Sep 3, 2025
Europe Q3 Readout: North Range Hubs vs. Mediterranean Transshipment
North Range gateways (RTM/ANR/HAM) operated within one standard deviation of 2024 means. Mediterranean transshipment hubs displayed higher variance tied to feeder rotations and weather windows.

What stood out in Q3
North Range gateways kept berth occupancy steady; Rotterdam and Antwerp saw modest improvements in schedule reliability. West Med used Valencia as a shock absorber for late arrivals from the Transatlantic. Algeciras and Piraeus experienced volatility linked to feeder bunching.
Metrics (last 30 days)
- NLRTM congestion_score p95: 0.62
- BEANR congestion_score p95: 0.65
- ESALG transfer dwell p95: 31h (rollovers on feeders)

Planning implications
- Gateway choice: For West Med-bound cargo with tight SLAs, Valencia remains the safer buffer versus direct transshipment.

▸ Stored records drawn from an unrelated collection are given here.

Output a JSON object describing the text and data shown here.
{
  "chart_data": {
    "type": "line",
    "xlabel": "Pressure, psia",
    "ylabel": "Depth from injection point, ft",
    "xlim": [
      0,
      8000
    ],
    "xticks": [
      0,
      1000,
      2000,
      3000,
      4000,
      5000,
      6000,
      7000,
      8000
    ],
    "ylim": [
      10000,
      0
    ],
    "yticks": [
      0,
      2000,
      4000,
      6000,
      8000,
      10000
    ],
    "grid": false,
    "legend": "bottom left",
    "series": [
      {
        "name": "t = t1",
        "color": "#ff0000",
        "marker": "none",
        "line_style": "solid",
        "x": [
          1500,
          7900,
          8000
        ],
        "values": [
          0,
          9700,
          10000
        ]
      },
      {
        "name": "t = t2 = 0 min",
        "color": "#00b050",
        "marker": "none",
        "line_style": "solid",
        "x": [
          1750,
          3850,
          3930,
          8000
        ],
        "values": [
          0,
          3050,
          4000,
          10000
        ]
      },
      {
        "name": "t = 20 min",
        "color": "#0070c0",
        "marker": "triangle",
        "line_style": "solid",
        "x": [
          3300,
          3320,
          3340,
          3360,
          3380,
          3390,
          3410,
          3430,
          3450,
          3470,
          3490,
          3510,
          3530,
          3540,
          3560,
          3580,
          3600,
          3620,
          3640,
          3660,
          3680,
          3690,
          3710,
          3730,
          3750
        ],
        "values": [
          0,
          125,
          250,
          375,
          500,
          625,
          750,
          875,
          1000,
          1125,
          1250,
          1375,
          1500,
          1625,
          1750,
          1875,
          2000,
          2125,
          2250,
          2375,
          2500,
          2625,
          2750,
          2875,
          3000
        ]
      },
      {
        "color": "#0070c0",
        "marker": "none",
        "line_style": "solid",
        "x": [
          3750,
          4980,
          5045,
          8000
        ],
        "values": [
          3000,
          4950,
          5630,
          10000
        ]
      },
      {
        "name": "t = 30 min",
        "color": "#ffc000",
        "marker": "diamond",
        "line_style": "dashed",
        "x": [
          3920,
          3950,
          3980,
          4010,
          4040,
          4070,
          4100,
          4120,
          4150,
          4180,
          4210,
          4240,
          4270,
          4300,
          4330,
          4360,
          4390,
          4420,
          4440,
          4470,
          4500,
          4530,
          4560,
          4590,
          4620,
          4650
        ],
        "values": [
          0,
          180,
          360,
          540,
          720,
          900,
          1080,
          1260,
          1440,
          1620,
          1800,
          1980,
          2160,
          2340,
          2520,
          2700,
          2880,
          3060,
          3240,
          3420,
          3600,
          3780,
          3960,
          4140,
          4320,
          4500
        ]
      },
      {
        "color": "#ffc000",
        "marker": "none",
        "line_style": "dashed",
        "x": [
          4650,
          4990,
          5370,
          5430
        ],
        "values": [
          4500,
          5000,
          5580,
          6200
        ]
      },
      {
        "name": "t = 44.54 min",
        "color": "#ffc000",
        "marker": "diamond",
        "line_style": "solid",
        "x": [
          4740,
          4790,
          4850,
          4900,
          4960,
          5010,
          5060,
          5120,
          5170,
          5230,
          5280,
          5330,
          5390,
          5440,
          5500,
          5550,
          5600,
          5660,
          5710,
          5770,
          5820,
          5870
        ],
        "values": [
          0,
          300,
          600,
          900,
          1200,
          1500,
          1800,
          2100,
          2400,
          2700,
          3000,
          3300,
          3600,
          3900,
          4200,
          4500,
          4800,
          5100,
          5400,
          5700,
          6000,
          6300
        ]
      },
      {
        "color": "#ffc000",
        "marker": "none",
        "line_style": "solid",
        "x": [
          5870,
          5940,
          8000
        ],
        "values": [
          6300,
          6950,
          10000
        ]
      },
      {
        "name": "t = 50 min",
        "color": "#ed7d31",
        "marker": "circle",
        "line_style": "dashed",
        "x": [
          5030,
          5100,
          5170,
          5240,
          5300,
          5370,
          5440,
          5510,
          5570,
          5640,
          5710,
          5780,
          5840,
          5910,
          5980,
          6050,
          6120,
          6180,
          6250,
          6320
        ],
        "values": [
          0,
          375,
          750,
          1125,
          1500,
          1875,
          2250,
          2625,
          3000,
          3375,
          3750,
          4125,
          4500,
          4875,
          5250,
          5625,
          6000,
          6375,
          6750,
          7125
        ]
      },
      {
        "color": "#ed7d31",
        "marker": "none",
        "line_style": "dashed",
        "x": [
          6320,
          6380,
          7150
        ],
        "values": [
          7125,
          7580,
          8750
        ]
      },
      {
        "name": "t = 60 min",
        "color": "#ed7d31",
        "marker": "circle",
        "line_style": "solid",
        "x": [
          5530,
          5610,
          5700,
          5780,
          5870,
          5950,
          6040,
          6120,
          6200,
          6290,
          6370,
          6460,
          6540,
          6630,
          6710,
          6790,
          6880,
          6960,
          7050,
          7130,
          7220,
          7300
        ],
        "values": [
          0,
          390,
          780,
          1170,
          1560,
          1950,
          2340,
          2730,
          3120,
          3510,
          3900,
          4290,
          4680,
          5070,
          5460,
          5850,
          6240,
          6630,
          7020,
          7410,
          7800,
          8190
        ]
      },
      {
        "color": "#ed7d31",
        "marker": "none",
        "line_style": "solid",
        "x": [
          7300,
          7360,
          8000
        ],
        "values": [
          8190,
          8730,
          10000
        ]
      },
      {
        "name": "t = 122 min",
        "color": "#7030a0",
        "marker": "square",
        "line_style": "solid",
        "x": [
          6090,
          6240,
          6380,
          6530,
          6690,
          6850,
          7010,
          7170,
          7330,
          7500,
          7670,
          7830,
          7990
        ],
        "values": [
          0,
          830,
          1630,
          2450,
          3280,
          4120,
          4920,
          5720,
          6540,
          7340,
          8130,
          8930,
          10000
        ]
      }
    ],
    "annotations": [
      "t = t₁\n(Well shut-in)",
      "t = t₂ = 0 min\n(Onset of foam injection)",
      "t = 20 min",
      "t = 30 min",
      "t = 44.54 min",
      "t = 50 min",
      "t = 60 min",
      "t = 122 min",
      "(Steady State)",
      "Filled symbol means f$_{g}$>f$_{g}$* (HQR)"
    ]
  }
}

- BAF & lead-time reviews: Hold a +1 day buffer for flows touching ESALG during high-variance weeks.
- Exception design: Trigger alerts when transfer dwell crosses 30h or congestion_score stays >0.65 for 5 consecutive days.
How to build this in your BI
- Rank gateways by 85th percentile dwell variance and overlay normalized congestion_score.
- Use a single cross-port threshold (0.65) to simplify lane-level rules across RTM/ANR/VLC.